With two older brothers who were lawyers, John was encouraged after his discharge from the Navy to attend law school himself. He used the G.I. Bill to attend Northwestern University Law School, where he completed his degree in two years. He was editor in chief of the law review and graduated first in the class of 1947 with the highest grade-point average in the school’s history.
A Supreme Court clerkship was a natural sequel. He spent the court’s 1947-48 term as a law clerk to Justice Wiley B. Rutledge, a respected former law professor and dean who was President Franklin D. Roosevelt’s last Supreme Court appointee.
Justice Rutledge, who died of a stroke at 55 in 1949, cutting short his service on the court after six years, influenced his young protégé profoundly. Justice Rutledge viewed himself as an old-fashioned “common law” judge who decided cases one at a time. He was a liberal and, while committed to a strong national government, was also an internationalist; in 1948 he dissented on behalf of a group of German-born United States residents challenging the government’s right to deport them.
Justice Rutledge had “great faith in wisdom born of experience and mistrusted untried statements of general principles,” Mr.

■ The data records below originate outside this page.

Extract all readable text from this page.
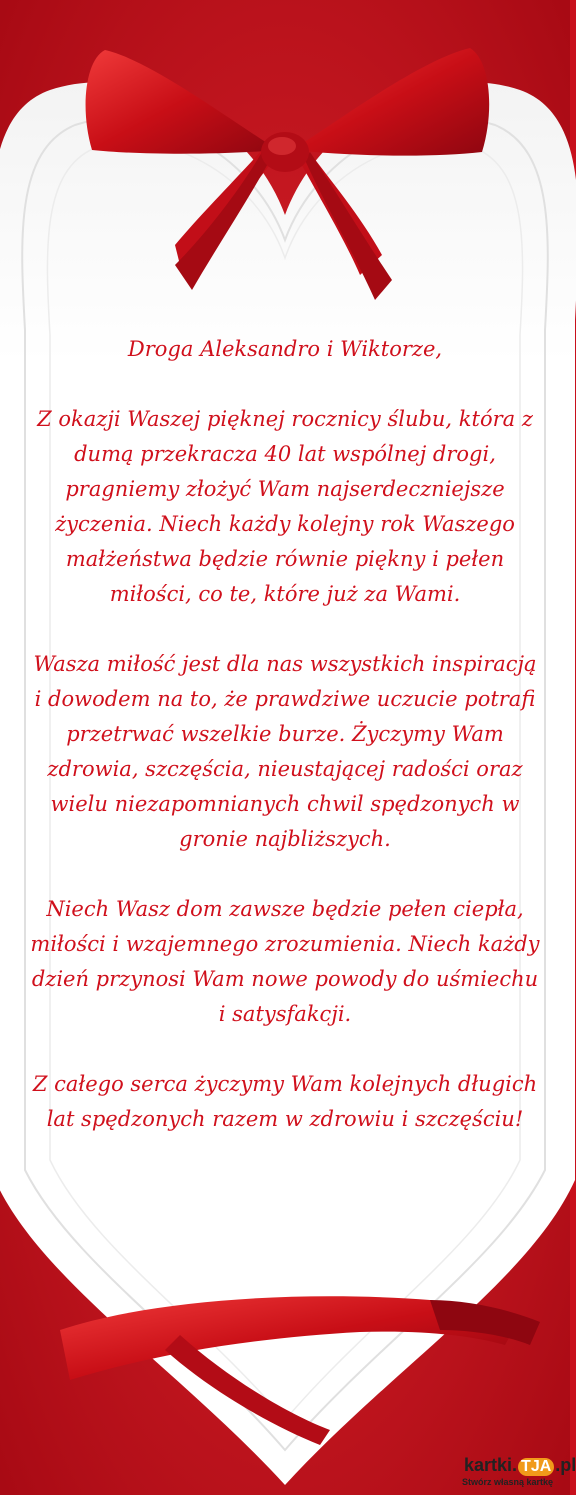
Droga Aleksandro i Wiktorze,

Z okazji Waszej pięknej rocznicy ślubu, która z dumą przekracza 40 lat wspólnej drogi, pragniemy złożyć Wam najserdeczniejsze życzenia. Niech każdy kolejny rok Waszego małżeństwa będzie równie piękny i pełen miłości, co te, które już za Wami.

Wasza miłość jest dla nas wszystkich inspiracją i dowodem na to, że prawdziwe uczucie potrafi przetrwać wszelkie burze. Życzymy Wam zdrowia, szczęścia, nieustającej radości oraz wielu niezapomnianych chwil spędzonych w gronie najbliższych.

Niech Wasz dom zawsze będzie pełen ciepła, miłości i wzajemnego zrozumienia. Niech każdy dzień przynosi Wam nowe powody do uśmiechu i satysfakcji.

Z całego serca życzymy Wam kolejnych długich lat spędzonych razem w zdrowiu i szczęściu!

kartki. TJA .pl
Stwórz własną kartkę
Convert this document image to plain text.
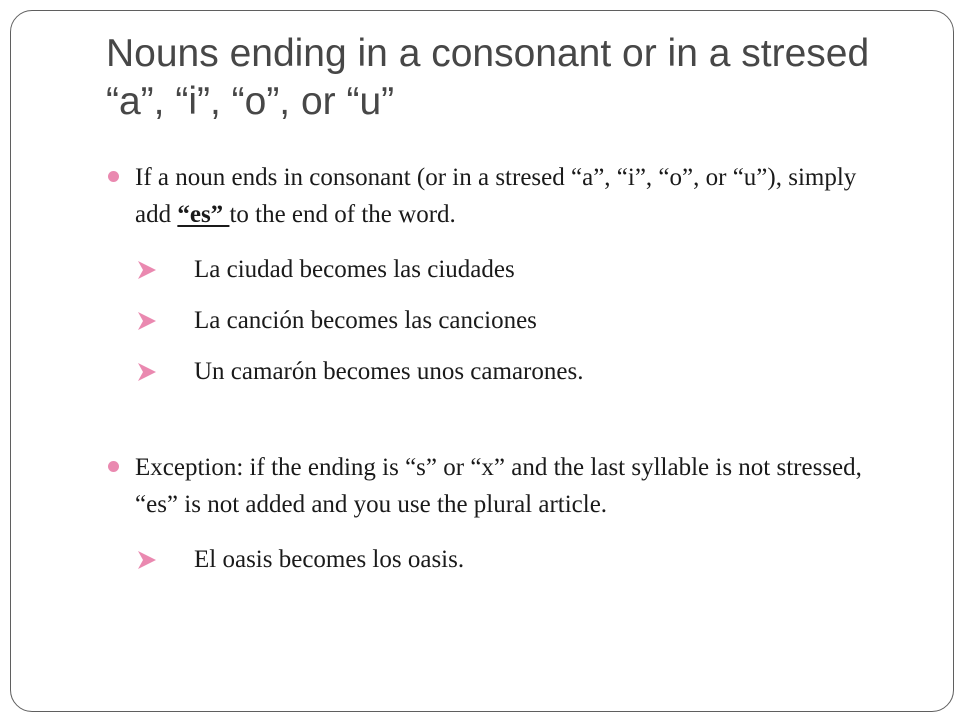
Nouns ending in a consonant or in a stresed “a”, “i”, “o”, or “u”

If a noun ends in consonant (or in a stresed “a”, “i”, “o”, or “u”), simply add “es” to the end of the word.

La ciudad becomes las ciudades
La canción becomes las canciones
Un camarón becomes unos camarones.

Exception: if the ending is “s” or “x” and the last syllable is not stressed, “es” is not added and you use the plural article.

El oasis becomes los oasis.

Stevens wrote in an admiring essay in the mid-1950s, years before his own judicial career began. Decades later, in writing the court’s opinion that gave the Guantánamo detainees access to federal court, Justice Stevens took great pleasure in vindicating his old boss’s position in the 1948 case, Ahrens v. Clark. And in rejecting the Bush administration’s plan for military commissions, Justice Stevens cited another dissent by Justice Rutledge, from 1946, in which he argued on behalf of habeas corpus for a Japanese general, Tomoyuki Yamashita, who had been sentenced to death by a military commission.
After his Supreme Court clerkship, Mr. Stevens returned to Chicago to begin what would be a 22-year career in private practice. Although he had always been known simply as John Stevens, he began adding his middle name when signing legal pleadings to add something extra to his bland first and last names. The full name eventually became part of his professional identity.